Where I grew up, it was different. In Pakistan a pigeon is not vermin. On countless rooftops there are men — and it is mostly men — who keep them, feed them, know them by sight, and fly them in the evenings in great wheeling circles against the dusk. Outside the shrines, people buy small paper cones of grain to scatter for them, because feeding birds is counted as a quiet good deed, the kind you do and tell no one about. The cooing from a ledge at dawn is not noise there. It is just part of the morning.
So I carry two cities’ opinions of the same bird, and I have decided to keep the kinder one.
What I love about pigeons is their loyalty, which is unfashionable and almost total. A pigeon knows its home. You can carry one for hundreds of miles in a covered basket, along roads it has never seen, and let it go, and it will find its way back — over rivers and motorways and whole ranges of hills — to the single ledge it calls its own. People once trusted them with messages in wartime, and they delivered them, and some of them died doing it. There are pigeons that were given medals. We have mostly forgotten that.
They are loyal to each other, too. A pair will stay together season after season, taking turns to sit on the eggs, rebuilding the same scruffy nest in the same bad spot every year. It is not romantic in any grand way. It is just steady. I find I respect that more, the older I get.
So it does not surprise me that the dove — which is really only a pigeon in a finer coat — became the bird we reach for when we want to say peace, or love, or coming home. The pigeon was already all of those things. We simply handed its prettier cousin the credit.
They are cleverer than they let on, as well. They can tell human faces apart. They remember who has been kind to them. There are studies, if you need them, but you do not really need them; you only have to feed the same balcony for a week and notice who comes back, and how they look at you while they wait.

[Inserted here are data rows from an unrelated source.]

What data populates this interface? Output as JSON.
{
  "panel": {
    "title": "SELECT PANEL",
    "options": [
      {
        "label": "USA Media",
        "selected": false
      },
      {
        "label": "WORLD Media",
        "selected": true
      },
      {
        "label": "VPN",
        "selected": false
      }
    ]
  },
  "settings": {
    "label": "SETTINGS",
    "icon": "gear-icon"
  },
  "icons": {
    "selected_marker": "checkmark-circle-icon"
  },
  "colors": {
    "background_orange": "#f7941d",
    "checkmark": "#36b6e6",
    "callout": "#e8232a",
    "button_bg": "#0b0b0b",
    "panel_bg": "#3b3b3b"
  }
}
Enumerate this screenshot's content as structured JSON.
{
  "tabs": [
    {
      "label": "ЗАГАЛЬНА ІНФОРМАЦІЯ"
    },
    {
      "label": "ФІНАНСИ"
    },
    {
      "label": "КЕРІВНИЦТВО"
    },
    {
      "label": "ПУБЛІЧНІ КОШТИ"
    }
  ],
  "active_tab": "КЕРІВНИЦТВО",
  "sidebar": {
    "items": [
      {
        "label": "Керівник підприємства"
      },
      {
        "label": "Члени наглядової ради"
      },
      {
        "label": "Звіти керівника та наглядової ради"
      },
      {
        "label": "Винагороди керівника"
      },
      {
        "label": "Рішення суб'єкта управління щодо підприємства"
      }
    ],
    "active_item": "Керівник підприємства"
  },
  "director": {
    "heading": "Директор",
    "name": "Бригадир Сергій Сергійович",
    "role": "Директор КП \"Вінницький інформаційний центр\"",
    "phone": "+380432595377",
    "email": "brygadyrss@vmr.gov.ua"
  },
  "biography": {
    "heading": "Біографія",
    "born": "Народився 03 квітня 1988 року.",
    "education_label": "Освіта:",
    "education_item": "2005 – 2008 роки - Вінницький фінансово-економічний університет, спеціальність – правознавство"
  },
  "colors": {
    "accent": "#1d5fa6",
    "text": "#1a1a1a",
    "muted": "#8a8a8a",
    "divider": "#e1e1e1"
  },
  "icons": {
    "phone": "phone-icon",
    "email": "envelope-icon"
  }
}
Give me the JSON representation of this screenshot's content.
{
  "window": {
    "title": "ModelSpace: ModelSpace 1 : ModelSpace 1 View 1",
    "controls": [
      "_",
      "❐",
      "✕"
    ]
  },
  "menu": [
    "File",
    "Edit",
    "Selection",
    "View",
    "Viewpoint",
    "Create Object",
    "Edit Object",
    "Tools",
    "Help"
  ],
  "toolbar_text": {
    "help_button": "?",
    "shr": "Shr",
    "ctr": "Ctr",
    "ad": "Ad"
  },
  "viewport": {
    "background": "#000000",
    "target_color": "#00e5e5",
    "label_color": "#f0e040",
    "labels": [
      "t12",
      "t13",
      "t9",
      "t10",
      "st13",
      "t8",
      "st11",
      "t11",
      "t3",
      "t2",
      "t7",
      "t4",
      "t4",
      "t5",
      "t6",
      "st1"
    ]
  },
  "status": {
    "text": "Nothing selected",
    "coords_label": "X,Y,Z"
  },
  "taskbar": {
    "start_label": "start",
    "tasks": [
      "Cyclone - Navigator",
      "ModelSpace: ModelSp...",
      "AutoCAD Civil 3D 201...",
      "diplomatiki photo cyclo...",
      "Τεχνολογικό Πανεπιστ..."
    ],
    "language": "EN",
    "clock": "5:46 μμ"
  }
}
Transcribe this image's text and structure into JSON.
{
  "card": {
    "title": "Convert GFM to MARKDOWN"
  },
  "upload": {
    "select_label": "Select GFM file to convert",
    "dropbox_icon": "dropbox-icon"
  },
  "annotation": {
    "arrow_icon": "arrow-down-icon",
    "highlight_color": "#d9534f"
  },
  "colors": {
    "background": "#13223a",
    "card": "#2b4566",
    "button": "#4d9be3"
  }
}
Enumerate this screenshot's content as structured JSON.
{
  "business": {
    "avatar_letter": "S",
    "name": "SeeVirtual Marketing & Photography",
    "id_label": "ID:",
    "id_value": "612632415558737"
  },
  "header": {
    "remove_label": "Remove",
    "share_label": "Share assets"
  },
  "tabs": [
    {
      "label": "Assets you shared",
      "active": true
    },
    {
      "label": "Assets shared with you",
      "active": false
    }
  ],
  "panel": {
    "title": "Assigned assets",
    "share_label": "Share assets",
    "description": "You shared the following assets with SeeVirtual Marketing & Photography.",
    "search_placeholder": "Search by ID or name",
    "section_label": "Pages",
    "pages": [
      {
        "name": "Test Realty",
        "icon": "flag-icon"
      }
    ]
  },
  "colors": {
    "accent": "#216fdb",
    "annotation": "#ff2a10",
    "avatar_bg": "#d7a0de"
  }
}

The one thing I cannot make peace with is their feet. In cities, pigeons get human hair and loose thread wound around their toes — off the pavements, from the barbers, shed by all of us — and it tightens, and will not loosen, and slowly it costs them a toe, and sometimes a whole foot. Once you have seen it, you cannot stop seeing it: half the birds in any square are balancing on little stumps. It is such a small, stupid, fixable cruelty, and it is ours. That is the part that gets me, every single time.
I am not asking anyone to love them. I know it is a hard sell. I only stop, now and then, to put down a little grain, and to look a moment longer at a bird the rest of the world has quietly agreed to find beneath its notice. It costs nothing. And it feels, in a small way, like keeping faith with home.